Pļavnieki is a Riga neighbourhood situated to the right of the river Daugava.

Territory of the Pļavnieki for many centuries was used as agricultural land and was added to Riga only in 1974. The name "Pļavnieki" is derived from Latvian word "pļava" meaning meadow. Project of the new residential neighbourhood for 60,000 people was finished in 1978. Majority of the current residential buildings are built in 1980s. Pļavnieki is one of the most densely inhabited neighbourhoods in Riga.

The total area of the Pļavnieki neighborhood is 2,985 km², which is approximately 2/5 less than the average neighborhood area in Riga. The length of the perimeter of the neighborhood borders is 7,664 meters. The boundaries of the Pļavnieki neighborhood in nature are clearly readable as they follow major roads. The current building structure in Pļavnieki largely differs from the building structure in neighboring neighborhoods. Pļavnieki is a densely populated neighborhood with predominantly 9 to 16-story buildings, as well as individual 18-story buildings.

History 
The Pļavinieki neighborhood was annexed to the city of Riga in 1974. The Pļavnieki multi-storey residential district was primarily built in the 1980s on former agricultural lands (hence its name). The organization of the residential district's plan was determined by the "Pilsētprojekts" institute with a 1978 detailed plan of the territory, whose architects were Ēvalds Fogelis, Meinards Medinskis and Ivars Millers. 

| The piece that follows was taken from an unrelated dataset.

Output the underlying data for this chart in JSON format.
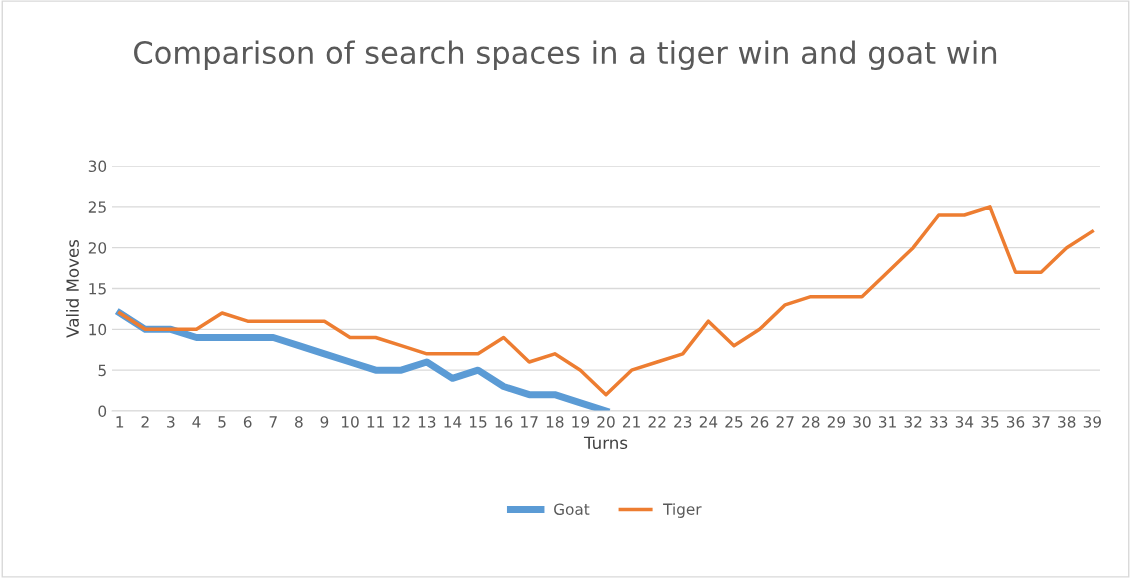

The Pļavnieki residential district consists of five micro-neighborhoods with approximately 60,000 residents, as well as a public and commercial center along Andrejs Saharova Street (formerly Felix Dzerzhinsky Street). Pļavnieki is one of the most densely populated multi-storey residential districts in Riga, with mostly 9 to 16-storey buildings, but there are also individual 18-storey buildings on Lubānas Street, which were only completed in 1990. 

The Pļavnieki complex was intentionally designed similar to the early 20th century perimeter streets of Riga, which were supposed to have decorative sculptures, but this was never implemented. The Pļavnieki building project was developed by architects A. Āboliņš, Ēvalds Fogelis, Gunta Lukstiņa, Alīda Ozoliņa, and Lilija Saško.